The fragility of mobility: the curse of pain meds


I still am unsure what triggered things exactly, but a very unpleasant feeling in my upper back and arms started to make itself known one Sunday evening a few weeks ago. The best comparison is that it felt like a severe muscle cramp: but unlike a leg cramp this one was impossible to relieve. Over the next few days, the cramping made itself at home in a variety of bi-lateral muscle groups in my upper body.

After several worried visits to health-care pros of various flavors, resulting in CT scans, Doppler Ultra-sound investigations, blood work and lab tests, plus Chiropractic manipulation (ongoing), I am back to a point where I can sit at a keyboard and do what passes for work. But being analytical by nature (my family put the stress on the first syllable), now is the time for serious reflection: What happened, Why, and How can it be prevented from happening again?

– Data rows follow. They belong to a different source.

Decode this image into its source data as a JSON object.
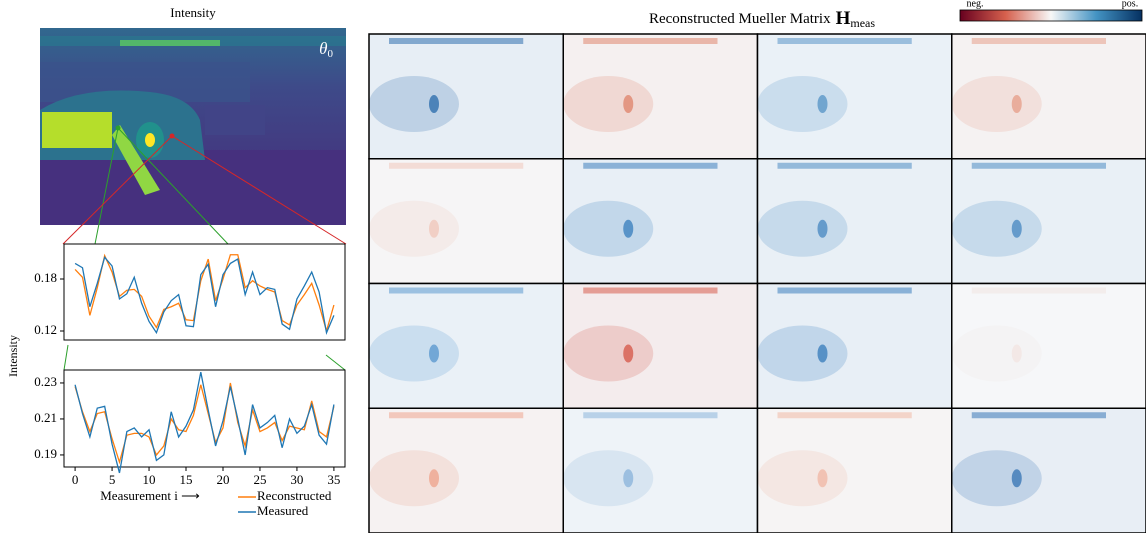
{
  "figure": {
    "intensity_title": "Intensity",
    "theta_symbol": "θ",
    "theta_subscript": "0",
    "mueller_title": "Reconstructed Mueller Matrix",
    "mueller_symbol": "H",
    "mueller_subscript": "meas",
    "colorbar_neg": "neg.",
    "colorbar_pos": "pos.",
    "ylabel": "Intensity"
  },
  "chart_data": [
    {
      "type": "line",
      "x": [
        0,
        1,
        2,
        3,
        4,
        5,
        6,
        7,
        8,
        9,
        10,
        11,
        12,
        13,
        14,
        15,
        16,
        17,
        18,
        19,
        20,
        21,
        22,
        23,
        24,
        25,
        26,
        27,
        28,
        29,
        30,
        31,
        32,
        33,
        34,
        35
      ],
      "series": [
        {
          "color": "#ff7f0e",
          "values": [
            0.191,
            0.182,
            0.138,
            0.17,
            0.207,
            0.188,
            0.16,
            0.167,
            0.168,
            0.16,
            0.137,
            0.124,
            0.145,
            0.148,
            0.152,
            0.133,
            0.132,
            0.178,
            0.203,
            0.155,
            0.18,
            0.208,
            0.208,
            0.17,
            0.178,
            0.172,
            0.168,
            0.165,
            0.132,
            0.127,
            0.15,
            0.162,
            0.175,
            0.15,
            0.12,
            0.15
          ]
        },
        {
          "color": "#1f77b4",
          "values": [
            0.198,
            0.193,
            0.148,
            0.175,
            0.205,
            0.195,
            0.157,
            0.163,
            0.182,
            0.152,
            0.131,
            0.118,
            0.142,
            0.155,
            0.162,
            0.126,
            0.125,
            0.185,
            0.197,
            0.148,
            0.185,
            0.198,
            0.203,
            0.162,
            0.188,
            0.162,
            0.17,
            0.168,
            0.128,
            0.122,
            0.157,
            0.172,
            0.188,
            0.165,
            0.118,
            0.138
          ]
        }
      ],
      "xlim": [
        -1.5,
        36.5
      ],
      "ylim": [
        0.1096,
        0.2204
      ],
      "yticks": [
        0.12,
        0.18
      ]
    },
    {
      "type": "line",
      "x": [
        0,
        1,
        2,
        3,
        4,
        5,
        6,
        7,
        8,
        9,
        10,
        11,
        12,
        13,
        14,
        15,
        16,
        17,
        18,
        19,
        20,
        21,
        22,
        23,
        24,
        25,
        26,
        27,
        28,
        29,
        30,
        31,
        32,
        33,
        34,
        35
      ],
      "xlabel": "Measurement i ⟶",
      "series": [
        {
          "name": "Reconstructed",
          "color": "#ff7f0e",
          "values": [
            0.228,
            0.214,
            0.203,
            0.213,
            0.214,
            0.199,
            0.186,
            0.201,
            0.202,
            0.202,
            0.2,
            0.19,
            0.195,
            0.21,
            0.204,
            0.203,
            0.212,
            0.229,
            0.213,
            0.197,
            0.205,
            0.23,
            0.208,
            0.195,
            0.215,
            0.203,
            0.205,
            0.208,
            0.198,
            0.206,
            0.205,
            0.204,
            0.22,
            0.203,
            0.2,
            0.217
          ]
        },
        {
          "name": "Measured",
          "color": "#1f77b4",
          "values": [
            0.229,
            0.213,
            0.2,
            0.216,
            0.217,
            0.196,
            0.18,
            0.203,
            0.205,
            0.2,
            0.204,
            0.187,
            0.19,
            0.214,
            0.2,
            0.206,
            0.215,
            0.236,
            0.215,
            0.195,
            0.209,
            0.228,
            0.21,
            0.19,
            0.218,
            0.205,
            0.208,
            0.212,
            0.194,
            0.21,
            0.202,
            0.206,
            0.218,
            0.201,
            0.196,
            0.218
          ]
        }
      ],
      "xlim": [
        -1.5,
        36.5
      ],
      "ylim": [
        0.1833,
        0.2372
      ],
      "xticks": [
        0,
        5,
        10,
        15,
        20,
        25,
        30,
        35
      ],
      "yticks": [
        0.19,
        0.21,
        0.23
      ],
      "legend": "lower right"
    }
  ]
}
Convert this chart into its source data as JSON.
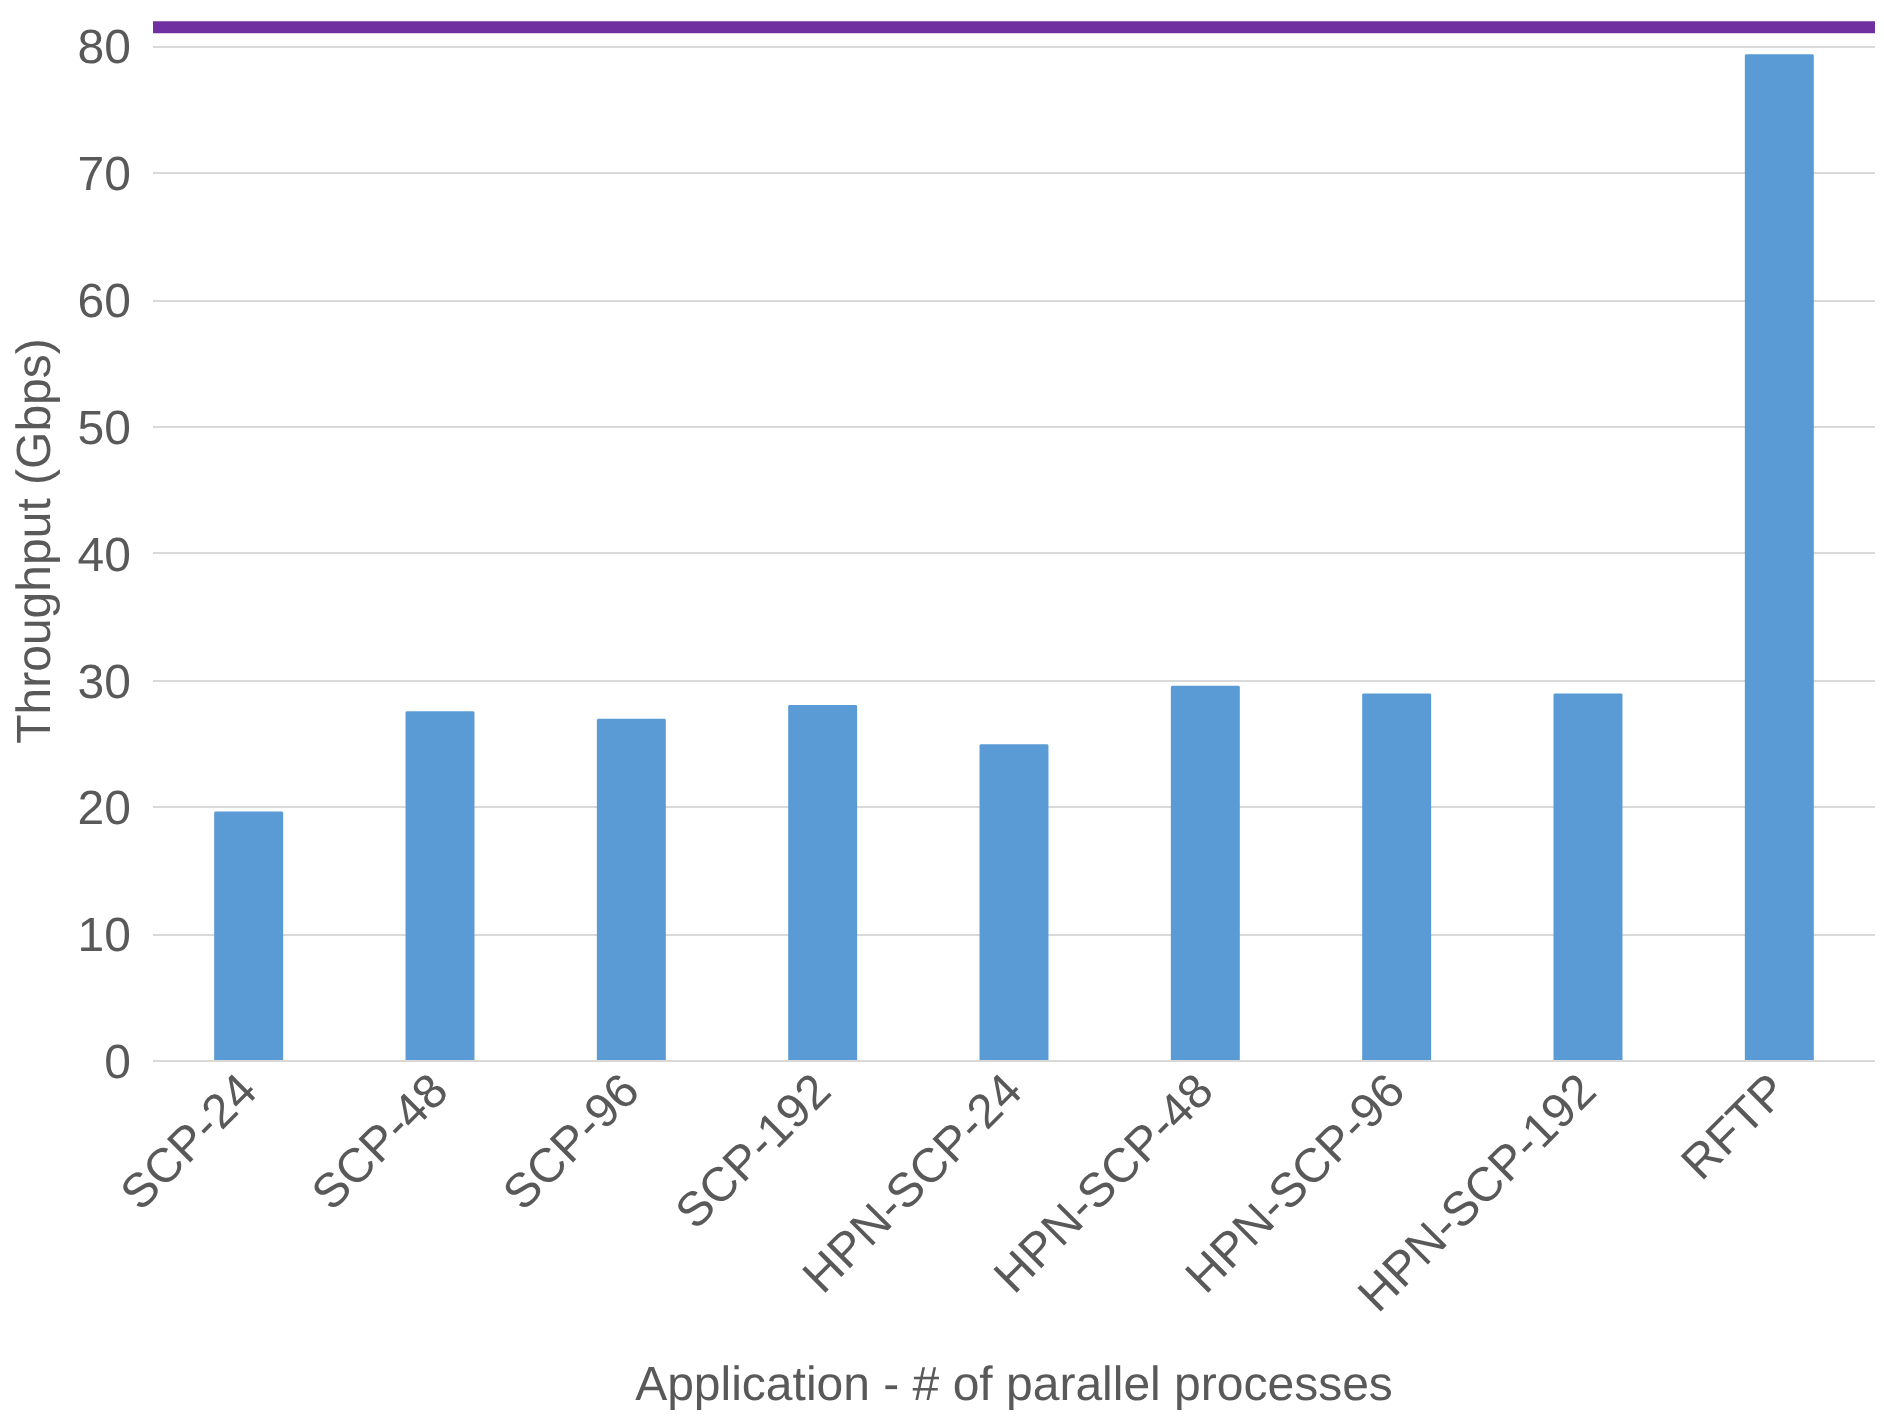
{
  "chart_data": {
    "type": "bar",
    "xlabel": "Application - # of parallel processes",
    "ylabel": "Throughput (Gbps)",
    "categories": [
      "SCP-24",
      "SCP-48",
      "SCP-96",
      "SCP-192",
      "HPN-SCP-24",
      "HPN-SCP-48",
      "HPN-SCP-96",
      "HPN-SCP-192",
      "RFTP"
    ],
    "values": [
      19.6,
      27.5,
      26.9,
      28.0,
      24.9,
      29.5,
      28.9,
      28.9,
      79.3
    ],
    "color": "#5b9bd5",
    "ylim": [
      0,
      82
    ],
    "yticks": [
      0,
      10,
      20,
      30,
      40,
      50,
      60,
      70,
      80
    ],
    "grid": "y",
    "ref_lines": [
      {
        "axis": "y",
        "value": 81.5,
        "label": null,
        "color": "#7030a0"
      }
    ]
  }
}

Like many of you, I kid myself that my daily activities include enough stretching and flexing to keep my back in top shape. Again, like many of you and especially during the winter months, the bulk of my every-day chores revolve around sitting at a desk, tapping away at a computer, dialing a phone or standing at a whiteboard talking. The opportunities to bend, reach, twist and generally counter the effects of spending hours relatively motionless are few and far between. My principle non-sedentary work-related activity revolves around heaving equipment onto my back and lugging it to the water’s edge and falling in… or efforts to that effect. These underwater episodes are usually bracketed by long drives.

All in all, not the recipe for a happy back. In fact a very good recipe — perhaps prescription is a better word — for a very bad back, and that is what I’ve got.

But to look on the bright side, the events of my past few weeks have served as a graphic warning and compelling reason not to let this sort of thing happen again. I will be revisiting the frequency and intensity of my personal back-care program, and while it does look as though my chiropractor and I are going to be seeing a lot of each other, I can also see a yoga class in my future.

My best guess for the cause of all the trauma and pain and resorting to bottles of pain-killing meds is complacency. Over the past few months my workout schedule has sucked. And I am reaping the results. Mea Culpa.

Please learn from my example… stand up right now and stretch.

And by the way, my resistance to hard-core opiates such as percocet is low. They send me into a soft-edged landscape populated by characters out of a Robert Crumb cartoon with Jimi Hendrix playing the theme music. Only trouble with this seemingly ideal cop-out, it that to an outside observer I appear normal… according to my wife, more lucid than normal. And apparently at various points in the first week of this “back episode”, I engaged in long and detailed conversations with people in person and on the phone, and via email. I can remember nothing. At least the emails I can read, but if we spoke during the second week of April, do us both a favor and call me back!

Take care and dive safe… and exercise that back!

2 thoughts on “The fragility of mobility: the curse of pain meds

  1. Sorry to hear about your back; I’ve been there for about ten years now. Your description of Percocet-land, however, made me LOL!

  2. Hendrix works well with Crumb cartoons or damn near anything. You could have gotten Barry Manilow and been irreparably damaged.